There will be people who read these predictions and dismiss them. What about reimbursements? What about FDA regulations? Won’t insurance companies use this information negatively? Won’t there just be medical white noise?

The questions are valid, and they need to be asked. It is always easy to over-simplify and get caught up in the hype. But—as I have learned from other innovators—demanding simplification can return fascinating results. There is a good lesson in the music industry, which stood by helplessly as their industry changed during the digital revolution. There is rapid change happening, and it’s how we address it early, and use the technology to help people, that will dictate our children’s lives. Saying it won’t happen just shows willful blindness.

I welcome the questions. But I’m optimistic. I see the innovation first hand. As a physician, I can see the possibilities for good.

Helping patients deal with the emotions that come with health issues is a large part of the "art" of doctoring. People see their lives and their health as a story. Since that first Body Computing Conference in 2007, I have spent more time with storytellers, especially my colleagues at USC’s School of Cinematic Arts. I have learned a lot about the power of story, of how the story of our lives is in many ways a health narrative.

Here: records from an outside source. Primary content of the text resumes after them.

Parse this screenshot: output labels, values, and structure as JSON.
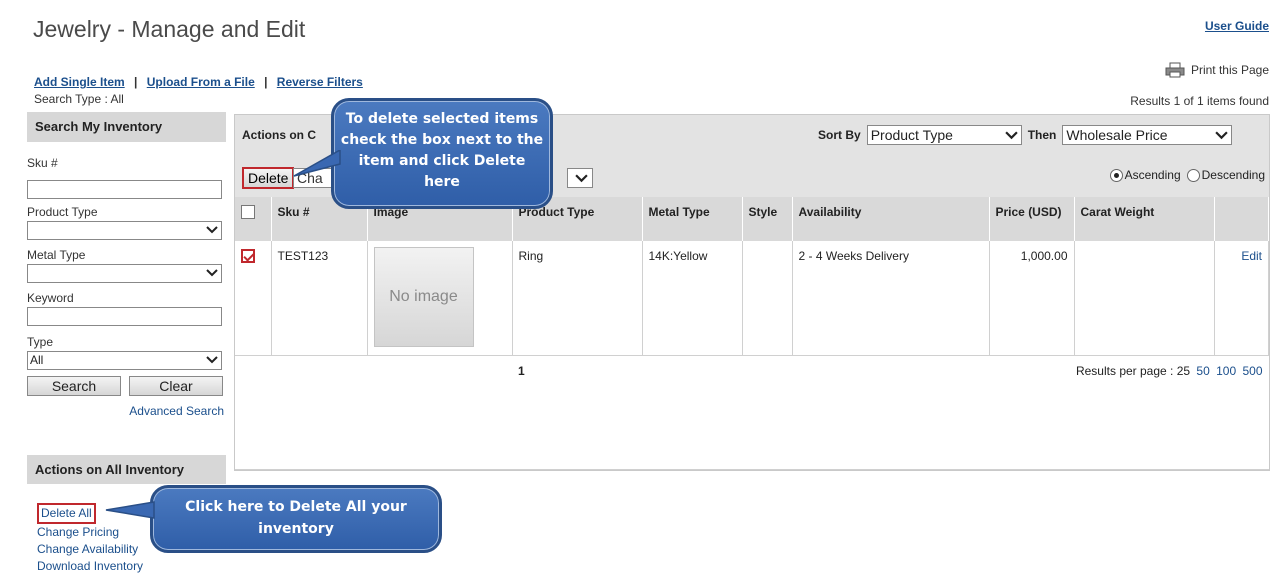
{
  "page": {
    "title": "Jewelry - Manage and Edit",
    "user_guide": "User Guide",
    "print": "Print this Page",
    "results_found": "Results 1 of 1 items found",
    "search_type": "Search Type : All"
  },
  "top_links": {
    "add_single": "Add Single Item",
    "upload": "Upload From a File",
    "reverse": "Reverse Filters",
    "sep": "|"
  },
  "search_panel": {
    "header": "Search My Inventory",
    "sku_label": "Sku #",
    "sku_value": "",
    "product_type_label": "Product Type",
    "product_type_value": "",
    "metal_type_label": "Metal Type",
    "metal_type_value": "",
    "keyword_label": "Keyword",
    "keyword_value": "",
    "type_label": "Type",
    "type_value": "All",
    "search_btn": "Search",
    "clear_btn": "Clear",
    "advanced": "Advanced Search"
  },
  "all_inventory": {
    "header": "Actions on All Inventory",
    "links": [
      "Delete All",
      "Change Pricing",
      "Change Availability",
      "Download Inventory"
    ]
  },
  "toolbar": {
    "actions_label": "Actions on C",
    "sort_by_label": "Sort By",
    "sort_by_value": "Product Type",
    "then_label": "Then",
    "then_value": "Wholesale Price",
    "delete_btn": "Delete",
    "change_value": "Cha",
    "ascending": "Ascending",
    "descending": "Descending"
  },
  "table": {
    "headers": [
      "Sku #",
      "Image",
      "Product Type",
      "Metal Type",
      "Style",
      "Availability",
      "Price (USD)",
      "Carat Weight",
      ""
    ],
    "row": {
      "sku": "TEST123",
      "image_text": "No image",
      "product_type": "Ring",
      "metal_type": "14K:Yellow",
      "style": "",
      "availability": "2 - 4 Weeks Delivery",
      "price": "1,000.00",
      "carat": "",
      "edit": "Edit"
    },
    "page_number": "1",
    "rpp_label": "Results per page : 25",
    "rpp_options": [
      "50",
      "100",
      "500"
    ]
  },
  "callouts": {
    "delete_selected": "To delete selected items check the box next to the item and click Delete here",
    "delete_all": "Click here to Delete All your inventory"
  }
}
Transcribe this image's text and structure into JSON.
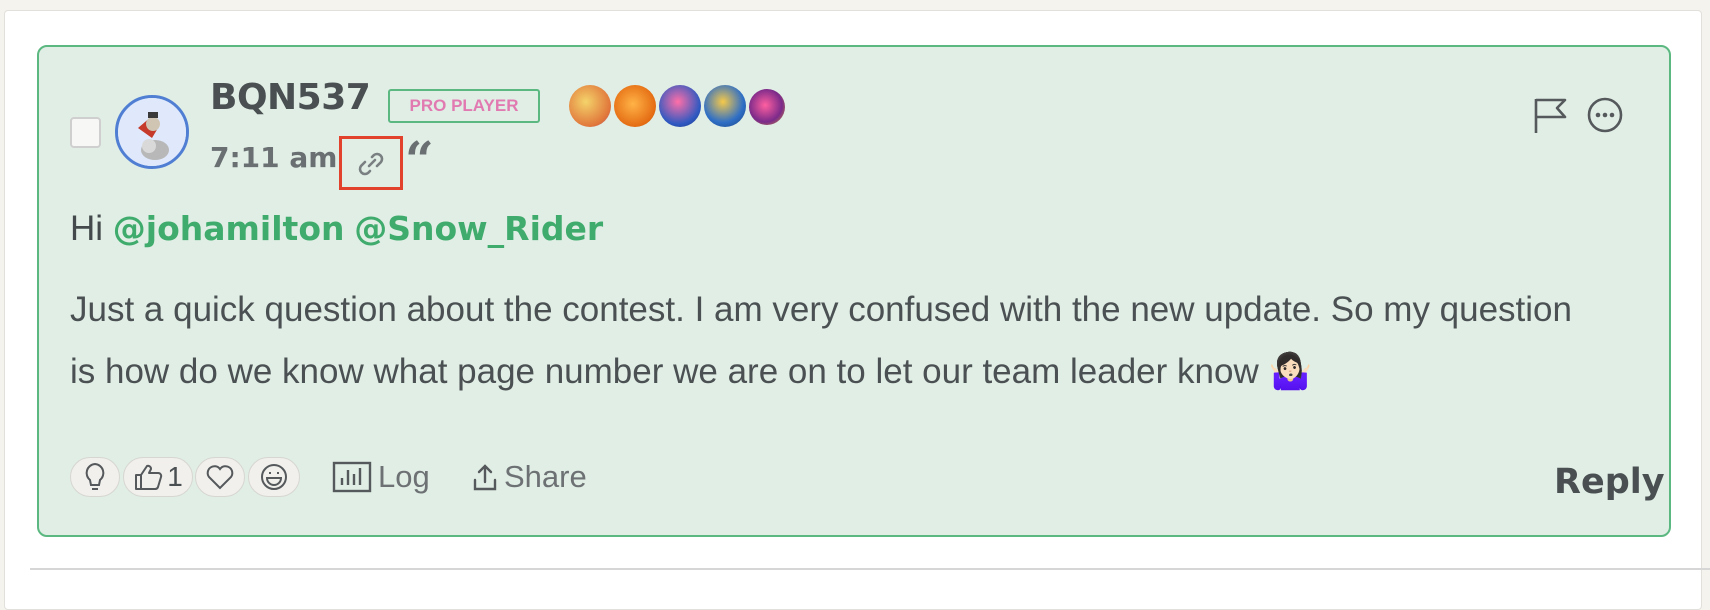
{
  "post": {
    "username": "BQN537",
    "badge_label": "PRO PLAYER",
    "timestamp": "7:11 am",
    "quote_glyph": "“",
    "greeting": "Hi",
    "mentions": [
      "@johamilton",
      "@Snow_Rider"
    ],
    "body": "Just a quick question about the contest. I am very confused with the new update. So my question is how do we know what page number we are on to let our team leader know 🤷🏻‍♀️",
    "icons": {
      "link": "link-icon",
      "quote": "quote-icon",
      "flag": "flag-icon",
      "more": "more-options-icon"
    },
    "achievement_badges": [
      {
        "name": "fruit-badge-icon",
        "color": "#e8b441"
      },
      {
        "name": "pumpkin-badge-icon",
        "color": "#f08a1f"
      },
      {
        "name": "candy-badge-icon",
        "color": "#3166c7"
      },
      {
        "name": "trophy-badge-icon",
        "color": "#2f6fc6"
      },
      {
        "name": "star-badge-icon",
        "color": "#7a2a8a"
      }
    ]
  },
  "footer": {
    "reactions": [
      {
        "icon": "lightbulb-icon",
        "count": ""
      },
      {
        "icon": "thumbs-up-icon",
        "count": "1"
      },
      {
        "icon": "heart-icon",
        "count": ""
      },
      {
        "icon": "laugh-icon",
        "count": ""
      }
    ],
    "log_label": "Log",
    "share_label": "Share",
    "reply_label": "Reply"
  },
  "colors": {
    "accent": "#3fab6c",
    "post_background": "#e0eee5",
    "highlight": "#e2412c",
    "badge_text": "#e27ab2"
  }
}
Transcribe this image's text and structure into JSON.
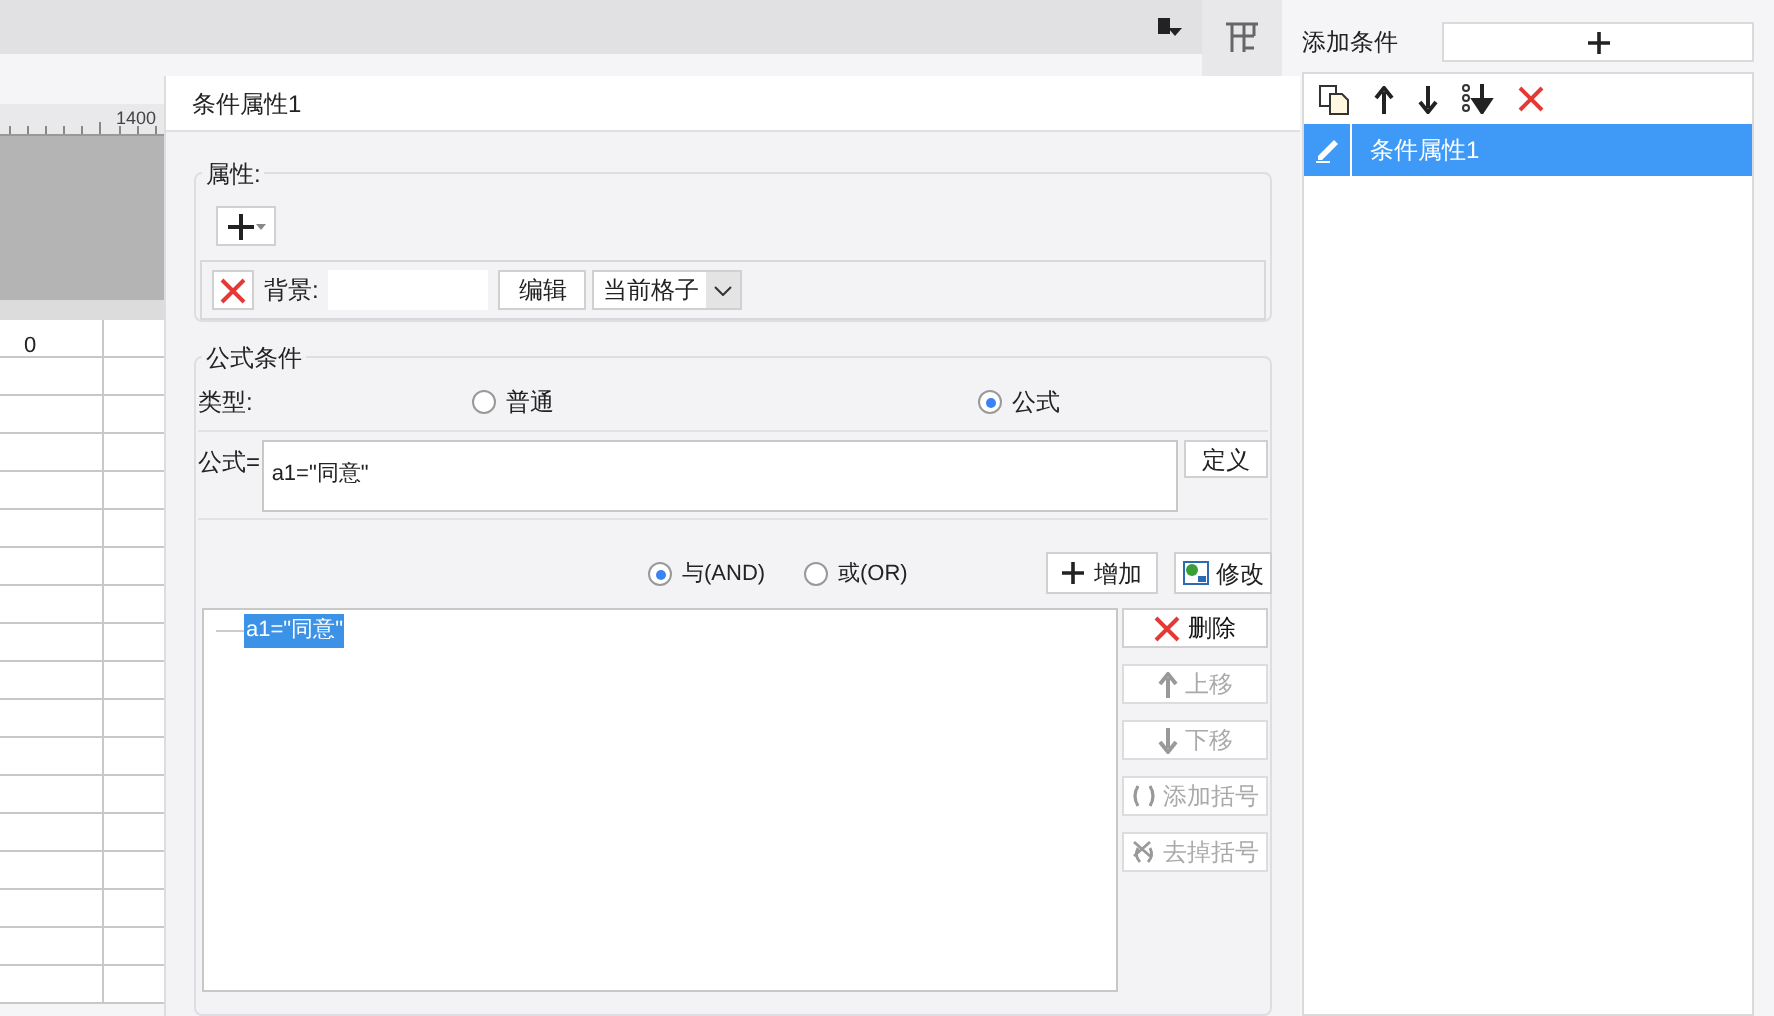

It is ironic but technology has taken me back to  patients, who are the reason I entered medicine so many years ago. Just as digital technology has enabled us to stay connected to others, it has helped me connect more immediately with my patients. For the patients there is more control as well. Just as we control our finances, our schedules, our travel plans, and music selections through technology we can have greater control over our health and our care.

The fact is that Life with a capital L—my patients’ real, authentic experiences—mostly happen outside of my office. How can I make better observations? How can I—a highly trained person with 25 years of experience—take my knowledge and help more people? Or, help my patients at a deeper level? How can I be a better witness to their story, edit it, and make it better? There are new answers and we hold them in the palms of our hands.